There should be a way to get information about the supported ciphers (and preference order) of the running Firefox build. I was thinking about a simple about: page like "about:cipher" which just lists the supported cipher suits in OpenSSL format. Why is this information important? Right now it is very hard to find out which cipher suits a given version of Firefox is supposed to support (if there already is a way to get this information please tell me). This information is very useful when choosing cipher suits on the server side.

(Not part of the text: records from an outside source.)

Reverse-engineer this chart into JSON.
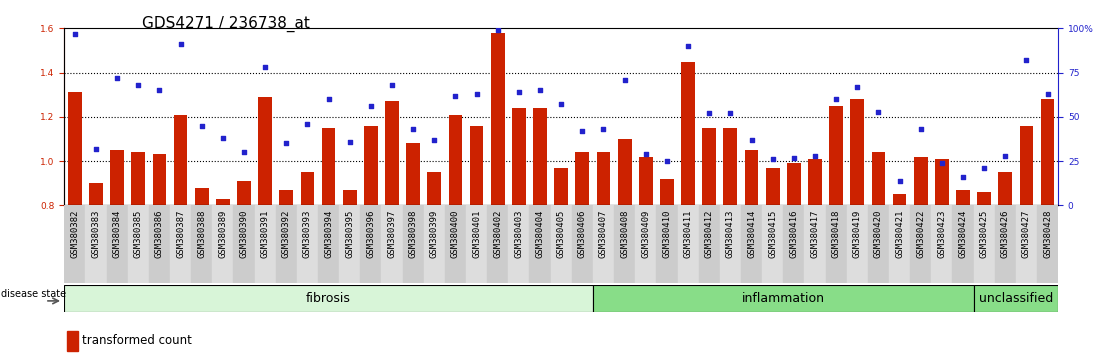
{
  "title": "GDS4271 / 236738_at",
  "samples": [
    "GSM380382",
    "GSM380383",
    "GSM380384",
    "GSM380385",
    "GSM380386",
    "GSM380387",
    "GSM380388",
    "GSM380389",
    "GSM380390",
    "GSM380391",
    "GSM380392",
    "GSM380393",
    "GSM380394",
    "GSM380395",
    "GSM380396",
    "GSM380397",
    "GSM380398",
    "GSM380399",
    "GSM380400",
    "GSM380401",
    "GSM380402",
    "GSM380403",
    "GSM380404",
    "GSM380405",
    "GSM380406",
    "GSM380407",
    "GSM380408",
    "GSM380409",
    "GSM380410",
    "GSM380411",
    "GSM380412",
    "GSM380413",
    "GSM380414",
    "GSM380415",
    "GSM380416",
    "GSM380417",
    "GSM380418",
    "GSM380419",
    "GSM380420",
    "GSM380421",
    "GSM380422",
    "GSM380423",
    "GSM380424",
    "GSM380425",
    "GSM380426",
    "GSM380427",
    "GSM380428"
  ],
  "bar_values": [
    1.31,
    0.9,
    1.05,
    1.04,
    1.03,
    1.21,
    0.88,
    0.83,
    0.91,
    1.29,
    0.87,
    0.95,
    1.15,
    0.87,
    1.16,
    1.27,
    1.08,
    0.95,
    1.21,
    1.16,
    1.58,
    1.24,
    1.24,
    0.97,
    1.04,
    1.04,
    1.1,
    1.02,
    0.92,
    1.45,
    1.15,
    1.15,
    1.05,
    0.97,
    0.99,
    1.01,
    1.25,
    1.28,
    1.04,
    0.85,
    1.02,
    1.01,
    0.87,
    0.86,
    0.95,
    1.16,
    1.28
  ],
  "dot_values": [
    97,
    32,
    72,
    68,
    65,
    91,
    45,
    38,
    30,
    78,
    35,
    46,
    60,
    36,
    56,
    68,
    43,
    37,
    62,
    63,
    99,
    64,
    65,
    57,
    42,
    43,
    71,
    29,
    25,
    90,
    52,
    52,
    37,
    26,
    27,
    28,
    60,
    67,
    53,
    14,
    43,
    24,
    16,
    21,
    28,
    82,
    63
  ],
  "groups": [
    {
      "label": "fibrosis",
      "start": 0,
      "end": 24,
      "color": "#d8f5d8"
    },
    {
      "label": "inflammation",
      "start": 25,
      "end": 42,
      "color": "#88dd88"
    },
    {
      "label": "unclassified",
      "start": 43,
      "end": 46,
      "color": "#88dd88"
    }
  ],
  "left_ylim": [
    0.8,
    1.6
  ],
  "left_yticks": [
    0.8,
    1.0,
    1.2,
    1.4,
    1.6
  ],
  "right_yticks": [
    0,
    25,
    50,
    75,
    100
  ],
  "right_labels": [
    "0",
    "25",
    "50",
    "75",
    "100%"
  ],
  "bar_color": "#cc2200",
  "dot_color": "#2222cc",
  "tick_fontsize": 6.5,
  "label_fontsize": 9,
  "title_fontsize": 11,
  "tick_bg_even": "#cccccc",
  "tick_bg_odd": "#dddddd"
}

see also, just wondered why aes128 were preferred of aes256 ? Some links illustrating the reasoning behind: - http://www.mail-archive.com/dev-tech-crypto@lists.mozilla.org/msg11247.html - https://briansmith.org/browser-ciphersuites-01.html - https://wiki.mozilla.org/Security/Server_Side_TLS I still would like to be able to see what order my current v35.0.1 firefox uses without going to the program sources... see also bug 430875
You should be able to find that information by doing a client ssl check on ssllabs.com: https://www.ssllabs.com/ssltest/viewMyClient.html
Good to have a third party providing that info! Since I have no clue who is running that site and how reliable they are, I still prefer *my* browser-client of choice to convey that info directly to me. Anyway, ssllabs appears to be "good" for now and it hints at TLS_ECDHE_ECDSA_WITH_AES_128_GCM_SHA256 currently being the favourite with firefox and chrome (https://code.google.com/p/chromium/issues/detail?id=442572 and https://code.google.com/p/chromium/issues/detail?id=58833) Microsoft on the contrary prefers AES256 since april 2014 as per https://support.microsoft.com/kb/2929781
Since there are multiple other trustworthy third-parties providing that information [1][2], I really don't think it's necessary to have a dedicated about:ciphers page for that. Btw i.a. Qualys is the security company that found the 14y/o GHOST vulnerability that is currently keeping the internet on fire[3]. [1] https://www.howsmyssl.com/ [2] https://cc.dcsec.uni-hannover.de/ [3] https://www.istheinternetonfire.com/
see also Bug 1126830
You can see the enabled ciphers by searching for "ssl3" in "about:config" as per attachment 8556893 [details] - just the apparently often server-ignored preference order is not visible with that.